Part of the laboratory is now dedicated to handling clinical samples and preparing sequencing libraries for them, and three or four of the Broad's fleet of HiSeq 2500 sequencers have been set aside for sequencing clinical samples, which requires an extra level of quality control and validation compared to research sequencing. In addition, several staff members have received additional training for CLIA sequencing.
The institute does not currently plan to bring other sequencing platforms into the CLIA lab, though it is always evaluating new platforms, Gabriel said.
The first and so far only assay the Broad has certified under CLIA is an exome sequencing assay, for which the institute expects demand to be the greatest initially.
Broad is currently in the process of validating a cancer panel of about 400 genes and some other genomic regions, and plans to have it CLIA certified and available to researchers early next year.
The institute also plans to add a CLIA whole-genome sequencing assay sometime in the future.
Right now, the CLIA lab has capacity for about 100 exomes per week, which can be expanded with increased demand. "Our plan right now is to start out small, because we think right now the demand is not nearly at the level of our research lab," Gabriel said, adding that the lab wants to "[do] this very well and provide very high-quality service."
The institute plans to offer its CLIA sequencing services to a variety of partners and is currently talking to academic medical centers, large hospitals, biotechnology firms, and pharmaceutical companies. "We don't have any partnerships at present that we're announcing," Gabriel said.
While some of these partnerships could be fee-for-service contracts, the institute is also looking for research collaborations as part of its academic mission, she said.
However, the Broad does not see its role as a provider of routine clinical sequencing services. "We are a research institute, primarily," Gabriel said. "We're really here to apply what we've learned about sequencing, and about analysis of sequence data, at this early stage of sequencing in the clinic.
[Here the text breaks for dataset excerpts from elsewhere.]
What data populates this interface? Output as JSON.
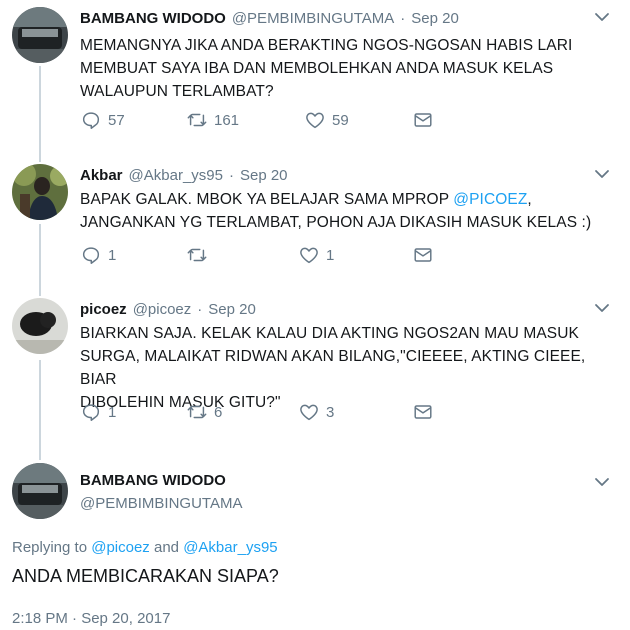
{
  "tweets": [
    {
      "name": "BAMBANG WIDODO",
      "handle": "@PEMBIMBINGUTAMA",
      "date": "Sep 20",
      "text_lines": [
        "MEMANGNYA JIKA ANDA BERAKTING NGOS-NGOSAN HABIS LARI",
        "MEMBUAT SAYA IBA DAN MEMBOLEHKAN ANDA MASUK KELAS",
        "WALAUPUN TERLAMBAT?"
      ],
      "replies": "57",
      "retweets": "161",
      "likes": "59"
    },
    {
      "name": "Akbar",
      "handle": "@Akbar_ys95",
      "date": "Sep 20",
      "text_line1_pre": "BAPAK GALAK. MBOK YA BELAJAR SAMA MPROP ",
      "text_line1_mention": "@PICOEZ",
      "text_line1_post": ",",
      "text_line2": "JANGANKAN YG TERLAMBAT, POHON AJA DIKASIH MASUK KELAS :)",
      "replies": "1",
      "retweets": "",
      "likes": "1"
    },
    {
      "name": "picoez",
      "handle": "@picoez",
      "date": "Sep 20",
      "text_lines": [
        "BIARKAN SAJA. KELAK KALAU DIA AKTING NGOS2AN MAU MASUK",
        "SURGA, MALAIKAT RIDWAN AKAN BILANG,\"CIEEEE, AKTING CIEEE, BIAR",
        "DIBOLEHIN MASUK GITU?\""
      ],
      "replies": "1",
      "retweets": "6",
      "likes": "3"
    }
  ],
  "main_tweet": {
    "name": "BAMBANG WIDODO",
    "handle": "@PEMBIMBINGUTAMA",
    "replying_prefix": "Replying to ",
    "replying_mention1": "@picoez",
    "replying_and": " and ",
    "replying_mention2": "@Akbar_ys95",
    "text": "ANDA MEMBICARAKAN SIAPA?",
    "timestamp": "2:18 PM · Sep 20, 2017"
  },
  "icons": {
    "reply": "reply-icon",
    "retweet": "retweet-icon",
    "like": "heart-icon",
    "dm": "envelope-icon",
    "menu": "chevron-down-icon"
  },
  "colors": {
    "text": "#14171a",
    "secondary": "#657786",
    "link": "#1da1f2",
    "thread_line": "#ccd6dd"
  }
}
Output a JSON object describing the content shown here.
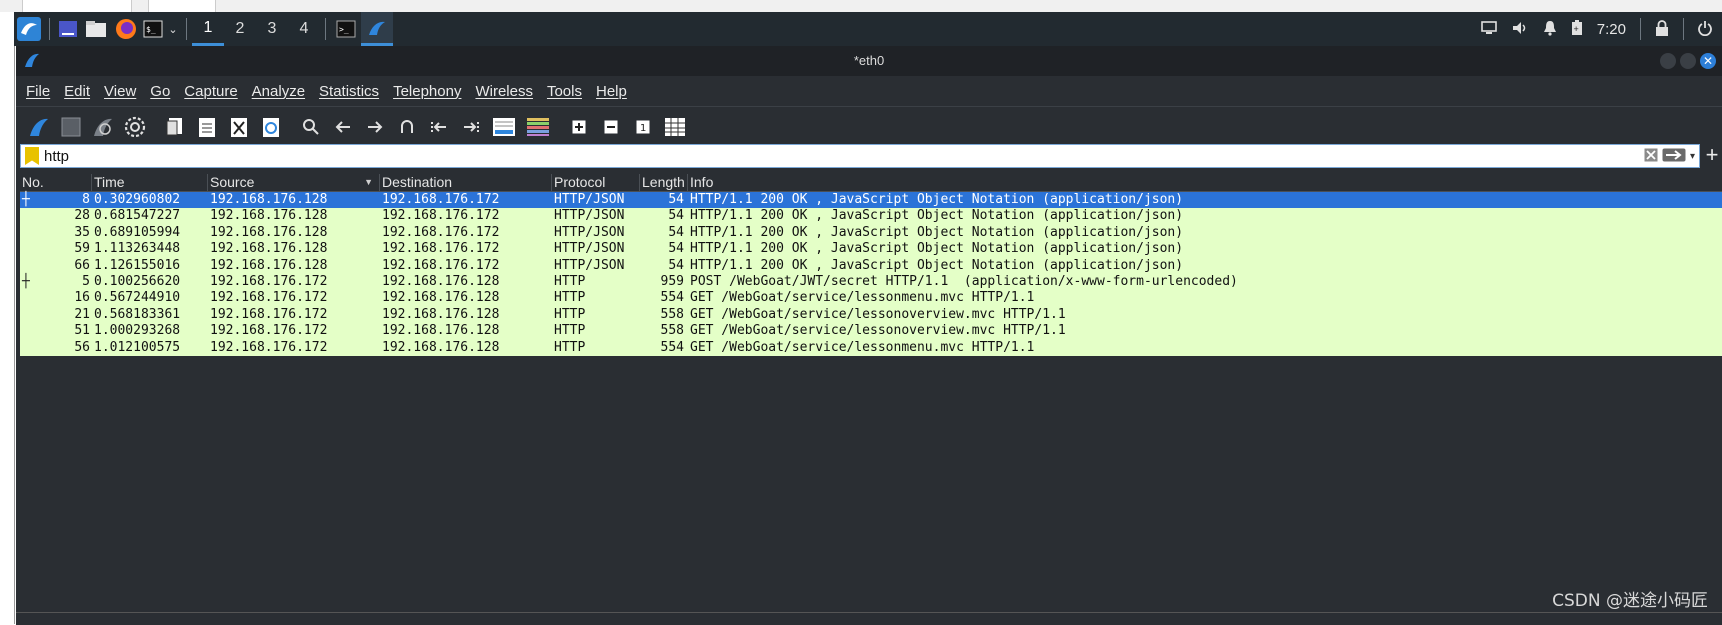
{
  "window": {
    "title": "*eth0"
  },
  "taskbar": {
    "workspaces": [
      "1",
      "2",
      "3",
      "4"
    ],
    "active_workspace": "1",
    "clock": "7:20",
    "icons": [
      "kali-menu-icon",
      "show-desktop-icon",
      "file-manager-icon",
      "firefox-icon",
      "terminal-icon",
      "chevron-down-icon",
      "terminal-window-icon",
      "wireshark-window-icon",
      "display-icon",
      "volume-icon",
      "bell-icon",
      "battery-icon",
      "lock-icon",
      "power-icon"
    ]
  },
  "menu": [
    "File",
    "Edit",
    "View",
    "Go",
    "Capture",
    "Analyze",
    "Statistics",
    "Telephony",
    "Wireless",
    "Tools",
    "Help"
  ],
  "filter": {
    "value": "http"
  },
  "columns": [
    "No.",
    "Time",
    "Source",
    "Destination",
    "Protocol",
    "Length",
    "Info"
  ],
  "packets": [
    {
      "no": "8",
      "time": "0.302960802",
      "src": "192.168.176.128",
      "dst": "192.168.176.172",
      "proto": "HTTP/JSON",
      "len": "54",
      "info": "HTTP/1.1 200 OK , JavaScript Object Notation (application/json)",
      "selected": true
    },
    {
      "no": "28",
      "time": "0.681547227",
      "src": "192.168.176.128",
      "dst": "192.168.176.172",
      "proto": "HTTP/JSON",
      "len": "54",
      "info": "HTTP/1.1 200 OK , JavaScript Object Notation (application/json)"
    },
    {
      "no": "35",
      "time": "0.689105994",
      "src": "192.168.176.128",
      "dst": "192.168.176.172",
      "proto": "HTTP/JSON",
      "len": "54",
      "info": "HTTP/1.1 200 OK , JavaScript Object Notation (application/json)"
    },
    {
      "no": "59",
      "time": "1.113263448",
      "src": "192.168.176.128",
      "dst": "192.168.176.172",
      "proto": "HTTP/JSON",
      "len": "54",
      "info": "HTTP/1.1 200 OK , JavaScript Object Notation (application/json)"
    },
    {
      "no": "66",
      "time": "1.126155016",
      "src": "192.168.176.128",
      "dst": "192.168.176.172",
      "proto": "HTTP/JSON",
      "len": "54",
      "info": "HTTP/1.1 200 OK , JavaScript Object Notation (application/json)"
    },
    {
      "no": "5",
      "time": "0.100256620",
      "src": "192.168.176.172",
      "dst": "192.168.176.128",
      "proto": "HTTP",
      "len": "959",
      "info": "POST /WebGoat/JWT/secret HTTP/1.1  (application/x-www-form-urlencoded)"
    },
    {
      "no": "16",
      "time": "0.567244910",
      "src": "192.168.176.172",
      "dst": "192.168.176.128",
      "proto": "HTTP",
      "len": "554",
      "info": "GET /WebGoat/service/lessonmenu.mvc HTTP/1.1"
    },
    {
      "no": "21",
      "time": "0.568183361",
      "src": "192.168.176.172",
      "dst": "192.168.176.128",
      "proto": "HTTP",
      "len": "558",
      "info": "GET /WebGoat/service/lessonoverview.mvc HTTP/1.1"
    },
    {
      "no": "51",
      "time": "1.000293268",
      "src": "192.168.176.172",
      "dst": "192.168.176.128",
      "proto": "HTTP",
      "len": "558",
      "info": "GET /WebGoat/service/lessonoverview.mvc HTTP/1.1"
    },
    {
      "no": "56",
      "time": "1.012100575",
      "src": "192.168.176.172",
      "dst": "192.168.176.128",
      "proto": "HTTP",
      "len": "554",
      "info": "GET /WebGoat/service/lessonmenu.mvc HTTP/1.1"
    }
  ],
  "watermark": "CSDN @迷途小码匠",
  "colors": {
    "selected_row": "#2b73d8",
    "http_row": "#e4ffc7",
    "taskbar": "#222a30",
    "window_bg": "#2a2e33"
  }
}
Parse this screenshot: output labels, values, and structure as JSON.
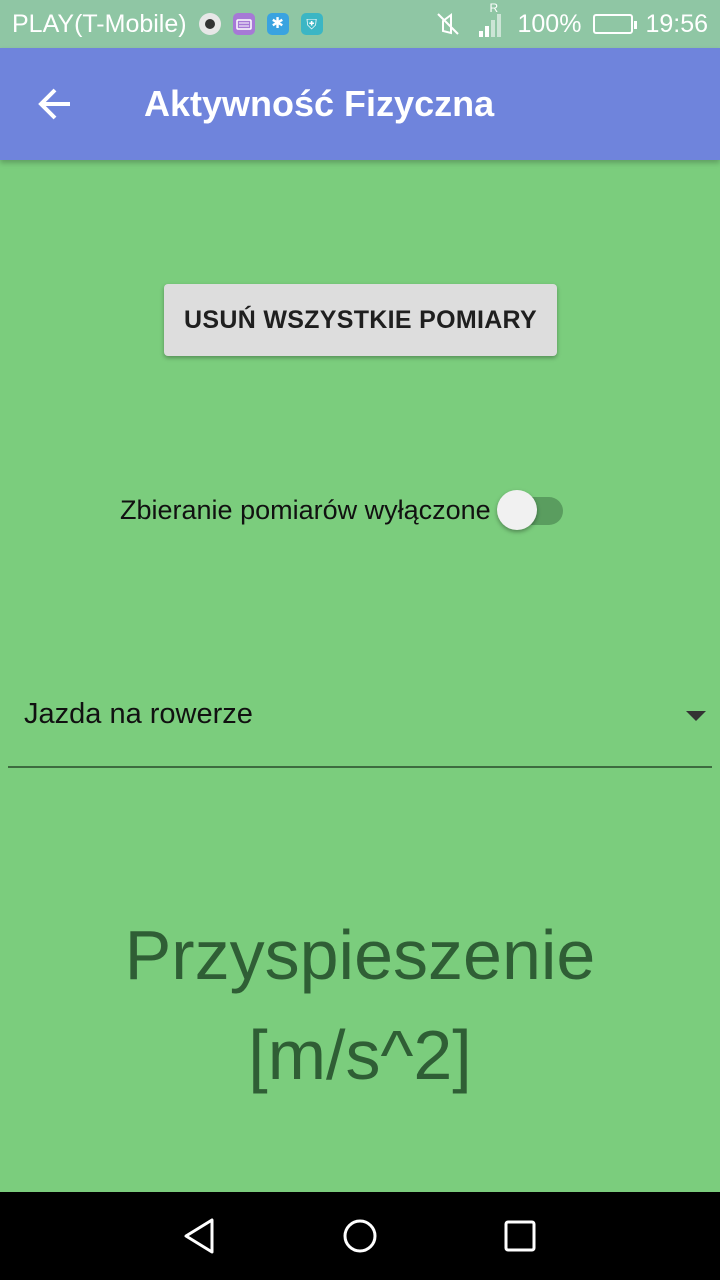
{
  "status_bar": {
    "carrier": "PLAY(T-Mobile)",
    "battery_percent": "100%",
    "time": "19:56",
    "roaming_indicator": "R",
    "icons": [
      "camera-icon",
      "keyboard-icon",
      "bluetooth-icon",
      "shield-icon",
      "mute-icon",
      "signal-icon",
      "battery-icon"
    ]
  },
  "app_bar": {
    "title": "Aktywność Fizyczna",
    "back_icon": "arrow-back-icon"
  },
  "actions": {
    "delete_all_label": "USUŃ WSZYSTKIE POMIARY"
  },
  "measurement_switch": {
    "label": "Zbieranie pomiarów wyłączone",
    "checked": false
  },
  "activity_spinner": {
    "selected": "Jazda na rowerze"
  },
  "heading": {
    "text": "Przyspieszenie [m/s^2]"
  },
  "nav_bar": {
    "icons": [
      "back-triangle-icon",
      "home-circle-icon",
      "recents-square-icon"
    ]
  },
  "colors": {
    "background": "#7bcd7d",
    "app_bar": "#6f84dc",
    "status_bar": "#8fc6a4",
    "heading_text": "#2f5e35"
  }
}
Once it becomes a completely routine activity … that's the time when it would not really be something that we're doing."
Besides new partnerships, the Broad plans to bring CLIA sequencing to an existing tumor exome sequencing project, a collaboration with the Dana-Farber Cancer Institute that is funded under the NIH's Clinical Sequencing Exploratory Research program (CSN 3/14/2012). At the moment, the institute sequences tumor exomes for that project in a research setting, and relevant results are confirmed in a CLIA lab prior to being returned to patients. "The idea is, we just skip that step and have the exome from the beginning sequenced in a CLIA lab," Gabriel said. But before switching to CLIA exomes, the Broad is validating its analysis pipeline for calling somatic variants and copy number changes in cancer samples, so those software tools can be used in a CLIA setting.
In addition to becoming CLIA-certified, the Broad has also applied for accreditation of its lab by the College of American Pathologists, which it hopes to obtain in early 2014, Gabriel said.
Finally, it is looking into the requirements for becoming compliant with the US Food and Drug Administration's Quality Systems Regulations, which she said will be most relevant for sequencing for clinical trials.